I turn then to the submission that the sentences were manifestly excessive. Mr Gillespie-Jones submitted that these counts all arose from a dispute between neighbours. The learned judge had found that there was no provocation from the complainants for the applicant's actions, although the two female occupants of the applicant's house were in fear at least of Adams, who is said to be the owner of several guns. He pointed to the fact that the applicant had helped a number of people in the district and had left his premises, selling his property at a loss of $10,000. He submitted that although the applicant had pleaded guilty to making a threat to kill, the threat was in reality no more than hypothetical and that the declining of a genuine defence should give weight to considerations of remorse. The damage to the pump had cost only $85 to repair and the pump had in fact been on the applicant's side of the fence, and the applicant in this respect had acted on legal advice. He submitted in effect that none of the offences was serious enough to justify the severity of the sentences that were imposed and that his Honour, in reaching his conclusions, had ignored the many good works to which the witnesses called on behalf of the applicant had testified.

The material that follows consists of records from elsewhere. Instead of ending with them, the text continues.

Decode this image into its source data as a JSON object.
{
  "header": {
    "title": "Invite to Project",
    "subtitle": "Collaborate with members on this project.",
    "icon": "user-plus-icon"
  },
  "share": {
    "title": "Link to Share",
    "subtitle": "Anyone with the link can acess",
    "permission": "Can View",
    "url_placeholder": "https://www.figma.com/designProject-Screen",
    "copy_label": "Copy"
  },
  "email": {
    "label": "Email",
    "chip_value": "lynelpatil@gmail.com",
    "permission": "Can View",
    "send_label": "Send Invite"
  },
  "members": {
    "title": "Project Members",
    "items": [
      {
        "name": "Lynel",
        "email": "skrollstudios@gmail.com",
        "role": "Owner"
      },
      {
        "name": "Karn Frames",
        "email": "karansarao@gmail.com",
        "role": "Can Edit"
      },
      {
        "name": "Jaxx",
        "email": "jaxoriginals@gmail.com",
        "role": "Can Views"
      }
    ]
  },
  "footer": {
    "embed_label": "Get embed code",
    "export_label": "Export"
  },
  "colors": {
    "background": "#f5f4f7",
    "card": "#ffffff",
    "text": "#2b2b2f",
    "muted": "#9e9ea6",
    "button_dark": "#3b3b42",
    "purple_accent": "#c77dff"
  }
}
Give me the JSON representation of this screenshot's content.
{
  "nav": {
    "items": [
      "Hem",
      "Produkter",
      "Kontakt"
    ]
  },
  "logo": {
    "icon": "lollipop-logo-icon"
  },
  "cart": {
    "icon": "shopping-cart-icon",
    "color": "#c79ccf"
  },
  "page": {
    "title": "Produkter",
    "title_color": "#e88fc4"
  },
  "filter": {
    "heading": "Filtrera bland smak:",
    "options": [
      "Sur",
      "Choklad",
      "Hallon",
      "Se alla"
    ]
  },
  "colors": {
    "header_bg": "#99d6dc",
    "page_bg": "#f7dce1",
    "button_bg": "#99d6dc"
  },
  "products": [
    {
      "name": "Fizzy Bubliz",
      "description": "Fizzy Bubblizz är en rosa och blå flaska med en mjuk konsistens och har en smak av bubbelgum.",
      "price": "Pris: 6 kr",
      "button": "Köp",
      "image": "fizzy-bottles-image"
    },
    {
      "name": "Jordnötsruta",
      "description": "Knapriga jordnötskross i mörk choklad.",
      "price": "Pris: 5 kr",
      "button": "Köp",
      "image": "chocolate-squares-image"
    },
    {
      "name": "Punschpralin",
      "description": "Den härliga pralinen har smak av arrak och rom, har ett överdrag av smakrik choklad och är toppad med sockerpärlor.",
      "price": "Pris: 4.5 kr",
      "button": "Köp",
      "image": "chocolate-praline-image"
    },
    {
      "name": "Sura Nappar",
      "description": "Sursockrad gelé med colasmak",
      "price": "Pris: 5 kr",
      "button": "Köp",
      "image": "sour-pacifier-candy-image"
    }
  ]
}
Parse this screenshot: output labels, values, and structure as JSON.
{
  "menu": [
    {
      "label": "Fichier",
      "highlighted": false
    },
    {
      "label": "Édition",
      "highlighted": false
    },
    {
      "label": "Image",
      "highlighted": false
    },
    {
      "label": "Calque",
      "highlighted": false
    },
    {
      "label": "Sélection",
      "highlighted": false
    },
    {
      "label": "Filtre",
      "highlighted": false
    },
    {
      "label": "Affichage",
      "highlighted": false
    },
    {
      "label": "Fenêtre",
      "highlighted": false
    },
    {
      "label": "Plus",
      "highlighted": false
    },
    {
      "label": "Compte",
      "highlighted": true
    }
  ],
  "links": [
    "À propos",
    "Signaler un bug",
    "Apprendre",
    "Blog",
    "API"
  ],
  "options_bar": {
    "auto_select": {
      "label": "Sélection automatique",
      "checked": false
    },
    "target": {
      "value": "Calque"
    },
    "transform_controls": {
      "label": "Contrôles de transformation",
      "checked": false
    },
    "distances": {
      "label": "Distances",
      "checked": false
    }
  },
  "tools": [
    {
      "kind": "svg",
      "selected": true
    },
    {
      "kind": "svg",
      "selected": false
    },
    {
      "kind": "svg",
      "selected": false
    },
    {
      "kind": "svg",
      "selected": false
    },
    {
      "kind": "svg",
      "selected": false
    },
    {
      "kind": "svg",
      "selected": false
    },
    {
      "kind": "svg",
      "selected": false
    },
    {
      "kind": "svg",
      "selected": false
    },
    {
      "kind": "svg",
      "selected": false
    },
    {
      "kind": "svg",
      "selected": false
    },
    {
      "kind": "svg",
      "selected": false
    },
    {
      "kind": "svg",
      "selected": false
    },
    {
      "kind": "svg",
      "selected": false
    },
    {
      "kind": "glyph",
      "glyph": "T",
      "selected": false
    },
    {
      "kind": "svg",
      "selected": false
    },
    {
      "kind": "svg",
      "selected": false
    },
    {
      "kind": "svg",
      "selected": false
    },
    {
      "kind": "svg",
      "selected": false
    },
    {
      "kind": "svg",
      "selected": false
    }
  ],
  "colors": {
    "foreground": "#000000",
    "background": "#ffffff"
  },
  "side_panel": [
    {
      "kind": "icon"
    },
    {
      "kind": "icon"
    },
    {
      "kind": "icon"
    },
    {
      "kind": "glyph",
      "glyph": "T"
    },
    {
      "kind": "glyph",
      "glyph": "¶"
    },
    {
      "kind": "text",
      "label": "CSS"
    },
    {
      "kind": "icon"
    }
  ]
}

In making submissions during the plea, the applicant's counsel had accepted that in all the circumstances a custodial sentence was not outside the range of consideration. His Honour had had the benefit of victim impact statements both from Zent and Adams and had correctly found that there were aggravating factors in the conduct of the applicant which made the only appropriate disposition one by way of custodial sentence. The offences for which the applicant was sentenced were serious ones. The applicant was well aware of the physical disabilities of each of his victims; indeed, as the learned judge said, "The conduct in which the applicant indulged over several months was apparently designed to exploit as fully as he was able to, the discomfort of both of his victims." The offences were, as Mr Elston submitted, callous and cruel, and the continuing physical intimidation of both victims was accompanied by ridiculing and mocking behaviour designed to harass and frighten both victims. In arriving at his conclusions, the learned judge made specific reference to the age and health of the applicant and after considering all appropriate circumstances set a minimum term which was half the total effective sentence. Even the offence of damaging property, the sentence for which might be thought somewhat high, was in effect a malicious attempt to interfere with the sole source of water to Zent's property.
In my view, the sentences imposed were in each case plainly within range, and ground 1 also fails. I would dismiss the application.
WINNEKE, P.:
I agree.
BUCHANAN, J.A.:
I also agree.
WINNEKE, P.:
The formal order of the Court will be that the application for leave to appeal against sentence is dismissed.